Разум, который, собственно, обязан предписывать свою дисциплину всем другим стремлениям, сам нуждается еще в дисциплине. Иначе он станет легкомысленно играть порождениями воображения вместо понятий и словами вместо вещей.

Здесь разум крайне нуждается в дисциплине, которая укрощала бы его склонность к выходу за границы возможного опыта и удерживала бы его от крайностей и заблуждений.

Некоторые заблуждения можно устранить при помощи самоцензуры, а их причины — при помощи критики. Но в царстве чистого разума мы нередко встречаем целую систему иллюзий и фикций, связанных друг с другом и объединенных принципами. В этих случаях требуется совершенно особое законодательство, система предосторожностей и самопроверки, перед которой никакая ложная софистическая видимость не может устоять и тотчас разоблачается, несмотря на все прикрасы.

Дисциплина разума не может не быть направленной на метод познания. Во всех своих начинаниях разум обязан подвергать себя критике и никакими запретами не может нарушать свободы этой критики, не нанося вреда самому себе и не навлекая на себя подозрений. Ничто не имеет права уклоняться от этого испытующего и ревизующего исследования, не признающего никаких авторитетов.
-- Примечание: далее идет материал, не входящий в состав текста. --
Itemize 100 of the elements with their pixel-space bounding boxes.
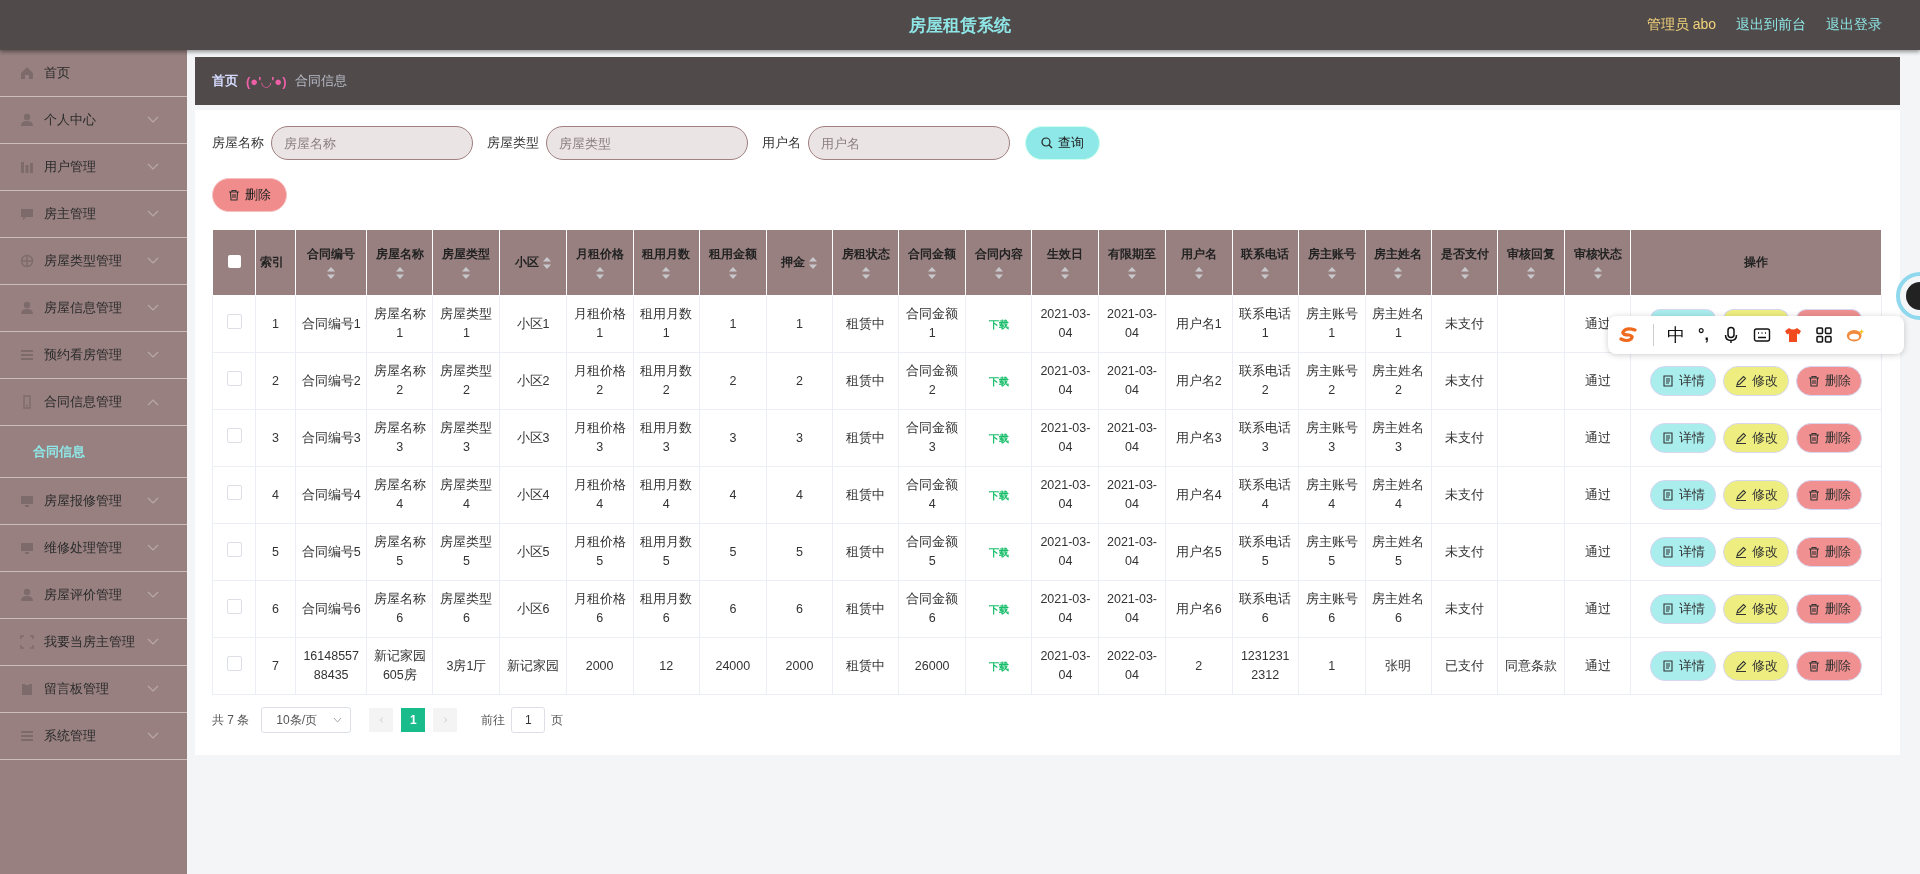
column-header[interactable]: 押金 xyxy=(781,254,806,271)
details-button[interactable]: 详情 xyxy=(1650,366,1717,396)
table-cell: 小区5 xyxy=(499,523,567,581)
download-link[interactable]: 下载 xyxy=(988,432,1009,444)
row-checkbox[interactable] xyxy=(226,598,242,614)
row-checkbox[interactable] xyxy=(226,655,242,671)
column-header[interactable]: 合同金额 xyxy=(908,246,957,263)
page-size-select[interactable]: 10条/页 xyxy=(261,707,352,733)
column-header[interactable]: 房主姓名 xyxy=(1374,246,1423,263)
column-header[interactable]: 月租价格 xyxy=(575,246,624,263)
sidebar-item[interactable]: 系统管理 xyxy=(0,713,187,760)
column-header[interactable]: 审核回复 xyxy=(1507,246,1556,263)
punctuation-toggle[interactable]: °, xyxy=(1698,326,1709,344)
table-cell: 6 xyxy=(699,580,767,638)
edit-button[interactable]: 修改 xyxy=(1723,423,1790,453)
column-header[interactable]: 是否支付 xyxy=(1440,246,1489,263)
previous-page-button[interactable] xyxy=(369,708,394,732)
sidebar-item[interactable]: 首页 xyxy=(0,50,187,97)
table-cell: 租赁中 xyxy=(832,523,899,581)
column-header[interactable]: 用户名 xyxy=(1180,246,1217,263)
column-header[interactable]: 联系电话 xyxy=(1241,246,1290,263)
sidebar-item[interactable]: 房屋类型管理 xyxy=(0,238,187,285)
search-field[interactable]: 用户名 xyxy=(808,126,1010,160)
edit-button[interactable]: 修改 xyxy=(1723,594,1790,624)
details-button[interactable]: 详情 xyxy=(1650,423,1717,453)
column-header[interactable]: 租用金额 xyxy=(708,246,757,263)
page-input[interactable]: 1 xyxy=(511,707,546,733)
row-checkbox[interactable] xyxy=(226,313,242,329)
table-cell: 合同金额5 xyxy=(898,523,966,581)
delete-button[interactable]: 删除 xyxy=(1796,651,1863,681)
download-link[interactable]: 下载 xyxy=(988,375,1009,387)
sidebar-subitem[interactable]: 合同信息 xyxy=(33,442,85,461)
details-button[interactable]: 详情 xyxy=(1650,480,1717,510)
header-link[interactable]: 退出到前台 xyxy=(1736,16,1806,34)
delete-button[interactable]: 删除 xyxy=(1796,480,1863,510)
sidebar-item[interactable]: 合同信息管理 xyxy=(0,379,187,426)
row-checkbox[interactable] xyxy=(226,427,242,443)
download-link[interactable]: 下载 xyxy=(988,546,1009,558)
select-all-checkbox[interactable] xyxy=(227,254,241,268)
column-header[interactable]: 有限期至 xyxy=(1108,246,1156,263)
column-header[interactable]: 房屋名称 xyxy=(375,246,424,263)
trash-icon xyxy=(1807,660,1820,672)
download-link[interactable]: 下载 xyxy=(988,660,1009,672)
sidebar-item[interactable]: 留言板管理 xyxy=(0,666,187,713)
column-header[interactable]: 房屋类型 xyxy=(442,246,491,263)
row-checkbox[interactable] xyxy=(226,484,242,500)
page-button[interactable]: 1 xyxy=(401,708,426,732)
field-label: 房屋类型 xyxy=(487,134,539,152)
breadcrumb-separator: (●'◡'●) xyxy=(246,73,287,89)
crosshair-icon xyxy=(20,254,34,268)
edit-button[interactable]: 修改 xyxy=(1723,480,1790,510)
details-button[interactable]: 详情 xyxy=(1650,594,1717,624)
column-header[interactable]: 房主账号 xyxy=(1307,246,1356,263)
details-button[interactable]: 详情 xyxy=(1650,651,1717,681)
search-button[interactable]: 查询 xyxy=(1025,126,1100,160)
header-link[interactable]: 退出登录 xyxy=(1826,16,1882,34)
input-mode-toggle[interactable]: 中 xyxy=(1667,323,1685,347)
delete-button[interactable]: 删除 xyxy=(1796,594,1863,624)
column-header[interactable]: 审核状态 xyxy=(1573,246,1622,263)
table-cell: 通过 xyxy=(1564,580,1631,638)
phone-icon xyxy=(20,395,34,409)
column-header[interactable]: 合同编号 xyxy=(307,246,356,263)
sidebar-item[interactable]: 维修处理管理 xyxy=(0,525,187,572)
sidebar-item[interactable]: 个人中心 xyxy=(0,97,187,144)
delete-button[interactable]: 删除 xyxy=(1796,366,1863,396)
sidebar-item[interactable]: 房屋评价管理 xyxy=(0,572,187,619)
download-link[interactable]: 下载 xyxy=(988,318,1009,330)
table-cell: 26000 xyxy=(898,637,966,695)
search-field[interactable]: 房屋名称 xyxy=(271,126,473,160)
edit-button[interactable]: 修改 xyxy=(1723,651,1790,681)
row-checkbox[interactable] xyxy=(226,370,242,386)
sidebar-item[interactable]: 房屋报修管理 xyxy=(0,478,187,525)
delete-button[interactable]: 删除 xyxy=(1796,423,1863,453)
column-header[interactable]: 房租状态 xyxy=(841,246,890,263)
edit-button[interactable]: 修改 xyxy=(1723,537,1790,567)
search-field[interactable]: 房屋类型 xyxy=(546,126,748,160)
delete-button[interactable]: 删除 xyxy=(212,178,287,212)
table-cell: 合同金额6 xyxy=(898,580,966,638)
monitor-icon xyxy=(20,494,34,508)
column-header[interactable]: 生效日 xyxy=(1047,246,1084,263)
sidebar-item[interactable]: 预约看房管理 xyxy=(0,332,187,379)
edit-button[interactable]: 修改 xyxy=(1723,366,1790,396)
sidebar-item[interactable]: 房屋信息管理 xyxy=(0,285,187,332)
column-header[interactable]: 小区 xyxy=(515,254,539,271)
breadcrumb-link[interactable]: 首页 xyxy=(212,72,238,90)
sidebar-item[interactable]: 用户管理 xyxy=(0,144,187,191)
table-cell: 12 xyxy=(633,637,700,695)
row-checkbox[interactable] xyxy=(226,541,242,557)
delete-button[interactable]: 删除 xyxy=(1796,537,1863,567)
column-header[interactable]: 合同内容 xyxy=(974,246,1023,263)
search-icon xyxy=(1041,137,1053,149)
download-link[interactable]: 下载 xyxy=(988,603,1009,615)
sidebar-item[interactable]: 房主管理 xyxy=(0,191,187,238)
user-name: 管理员 abo xyxy=(1646,16,1716,34)
next-page-button[interactable] xyxy=(433,708,458,732)
download-link[interactable]: 下载 xyxy=(988,489,1009,501)
document-icon xyxy=(1661,489,1674,501)
column-header[interactable]: 租用月数 xyxy=(642,246,691,263)
sidebar-item[interactable]: 我要当房主管理 xyxy=(0,619,187,666)
details-button[interactable]: 详情 xyxy=(1650,537,1717,567)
На этой свободе основывается само существование, разума, не имеющего никакой диктаторской власти. Его приговоры всегда есть не что иное, как согласие свободных граждан, из которых каждый должен иметь возможность выражать свои сомнения и даже без стеснения налагать свое вето.

Разум никогда не может уклониться от критики, но имеет основание опасаться догматического авторитета. Под полемическим применением чистого разума понимается защита его положений против догматического отрицания их. Здесь дело не в том, что его утверждения, быть может, также ложны, а только в том, что никто не может с аподиктической достоверностью (или хотя бы только с большей вероятностью) утверждать противоположное.

Речь идет здесь не о том, что полезно или вредно общему благу, а только о том, как далеко может пойти разум в своей отвлекающейся от всякого интереса спекуляции. Было бы ведь нелепо ожидать от разума разъяснении и в то же время заведомо предписывать ему, на какую сторону он непременно должен стать.